How to passively get picture frames, externally triggered?

Hi,
Ok, I admit the title is not clear, let me clarify:

I have an industrial IP camera, which take pictures whenever its sensor is activated ( similar to the tilt button on Webcams ). It means that I will not continously read the camera, but the Java application will be rather expected to be awaiting for ( interrupt ) events to instantiate the whole image processing process.

I’m tempted to try reading a live video stream continously, taking frames one-by-one, starting the process of interest just after received an external TCP command ( a resource yet to be implemented ), but I feel this is not an ellegant nor efficient approach.

Is there any way to achieve that funcionality ?

Thanks,

define “externally triggered”.

does the camera’s exposure get triggered? then just keep reading those frames. they’ll only get made when triggered, and they’ll arrive as they’re made.

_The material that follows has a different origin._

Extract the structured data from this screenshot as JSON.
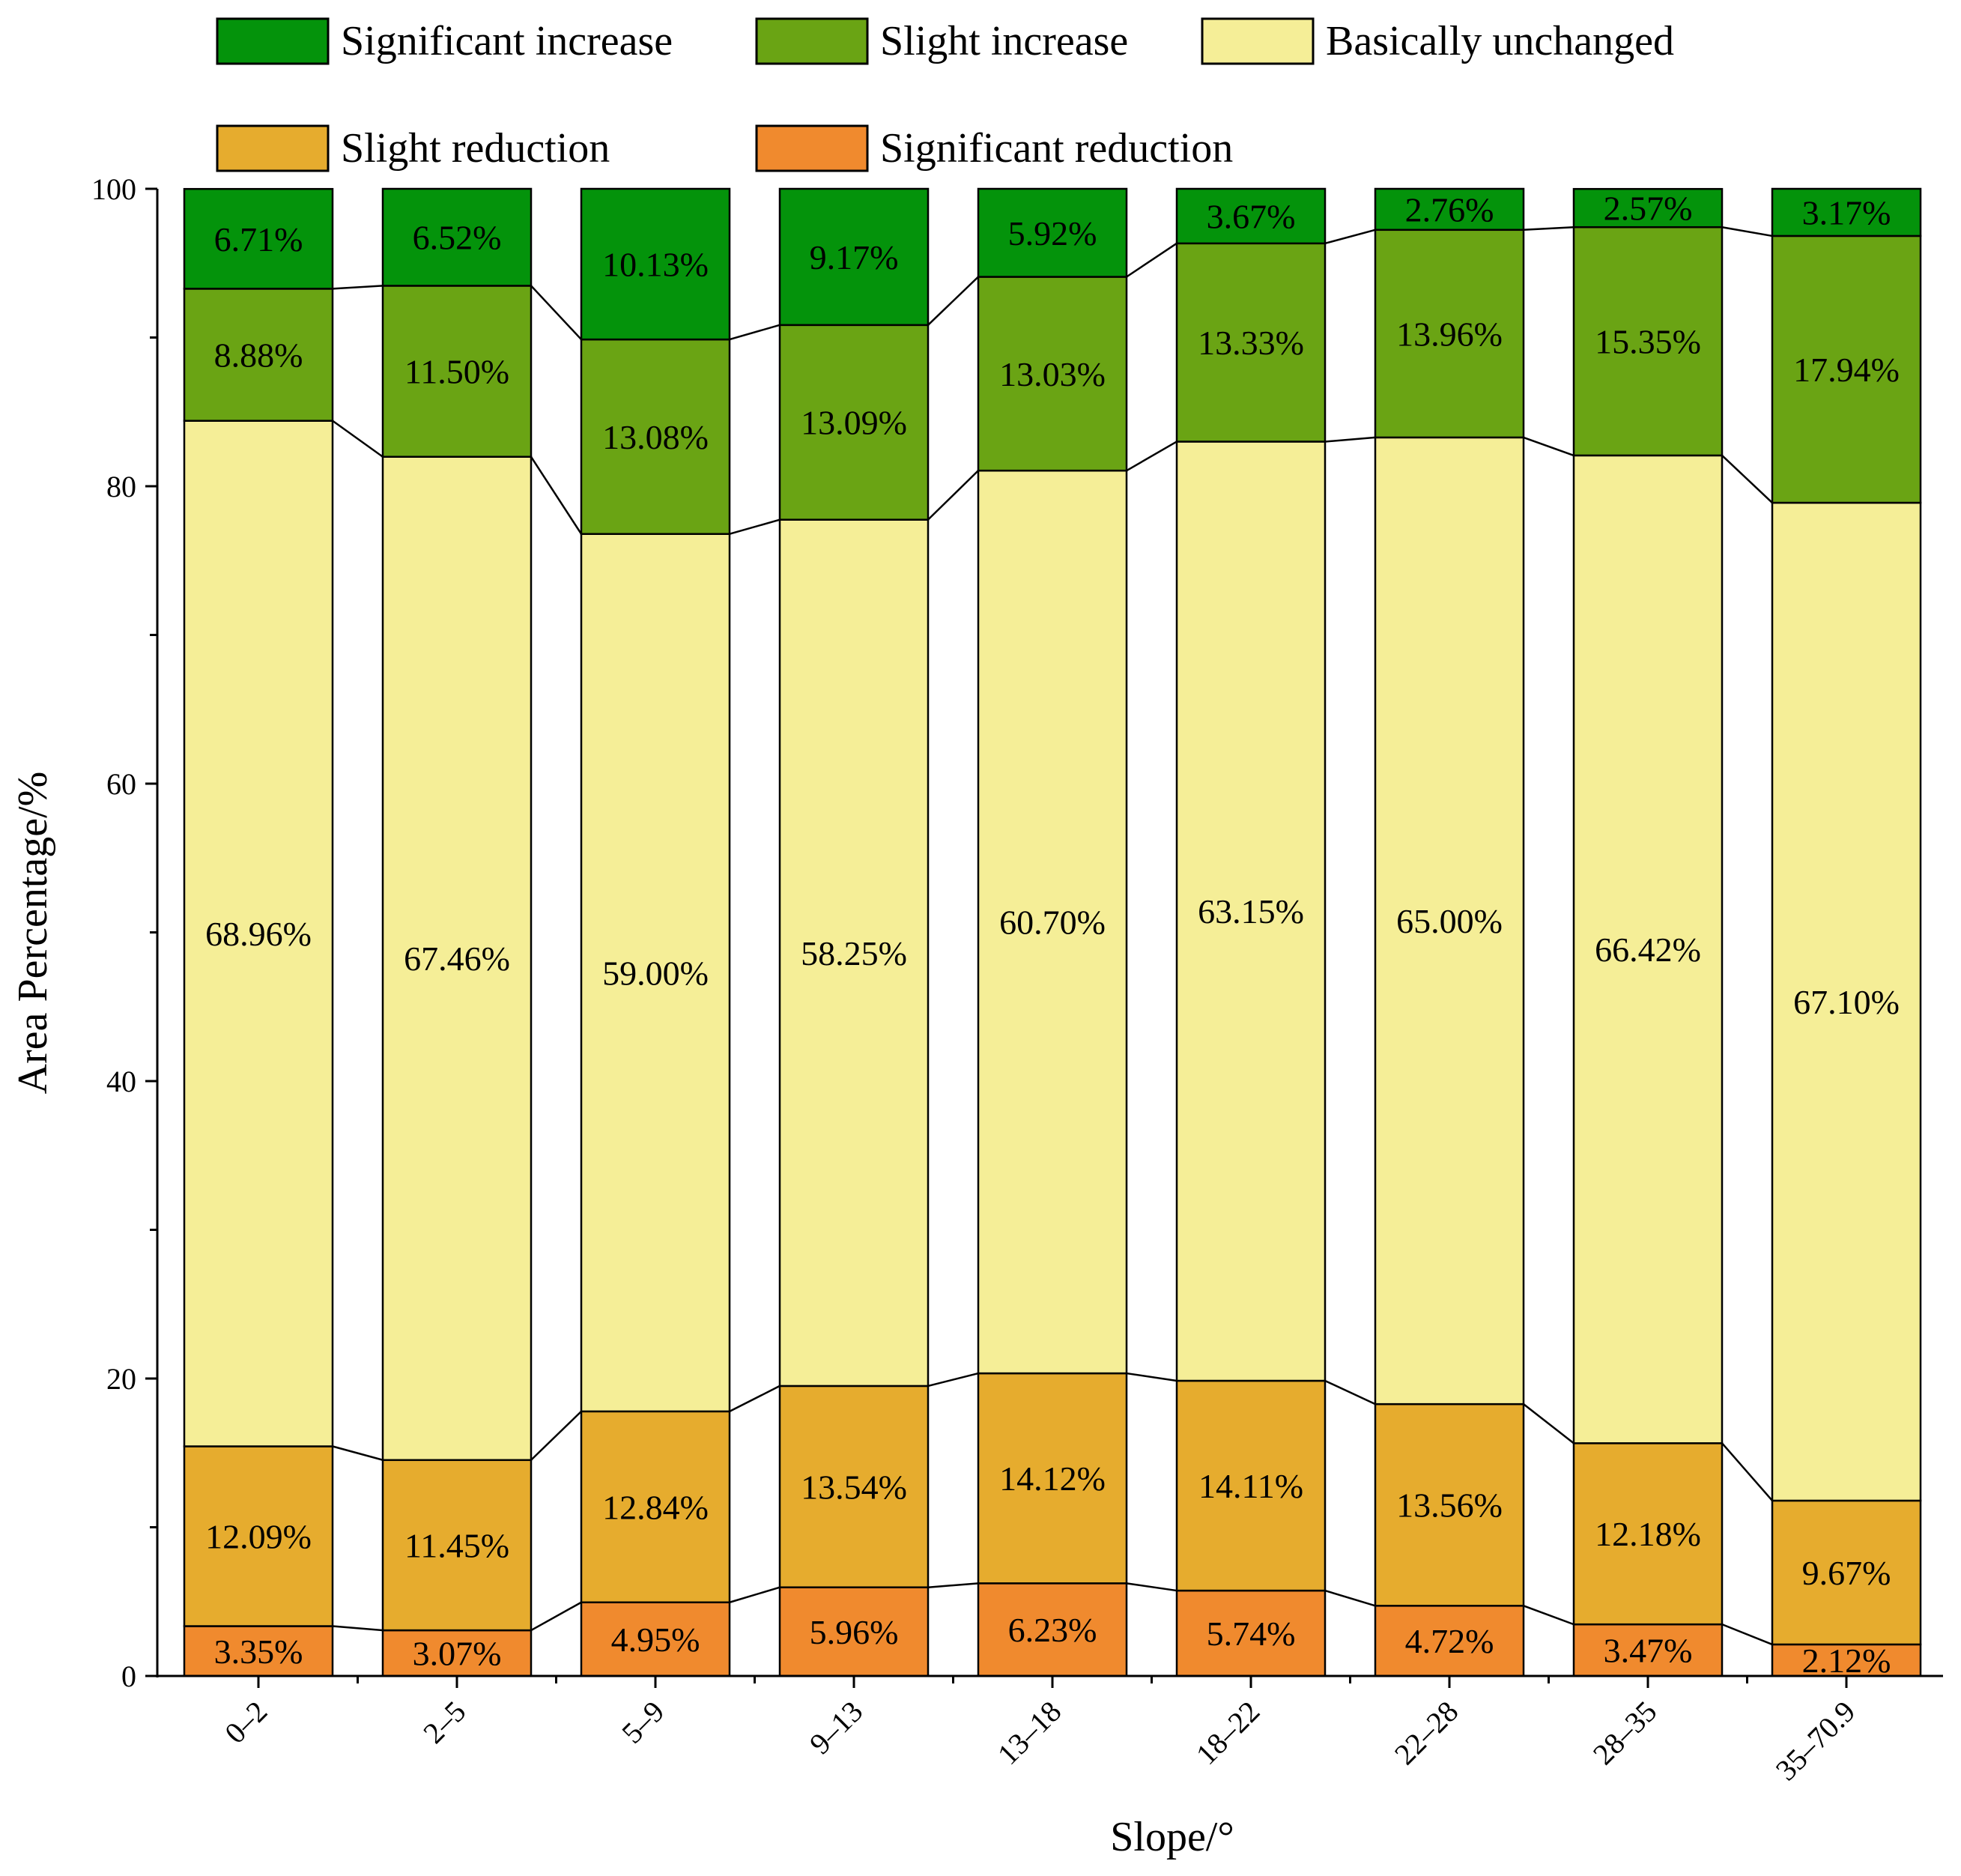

you make it sound as if you’d only open a VideoCapture object once every while, expect to read a picture, and then close it again.

since you have an industrial IP camera, please investigate their driver/SDK. they’ll give you access to every function that is typically expected of industrial cameras.

I don’t have the camera SDK, and honestly I’m not inclined to make a code manufacturer-dependent, it is always prefereable to keep it as general as possible.

As per your question “define externaly triggered”, it is a quite standard feature on these devices which consists of a hardware input on the camera that take a snapshot upon an electric signal, eg. changing from low to high logic state.

Just to update:

I got the SDK with C/C++ samples and I was able to do that with a weird solution which worked fine so far: Once having the input triggered, the camera issue an event notification to the software warning about a just started image acquisition, and after that, the software read the last captured picture.

I was expecting to use some kind of system interrupt instead of a polling approach as such, anyway it works fine with the current speed, something about 4 pictures per second.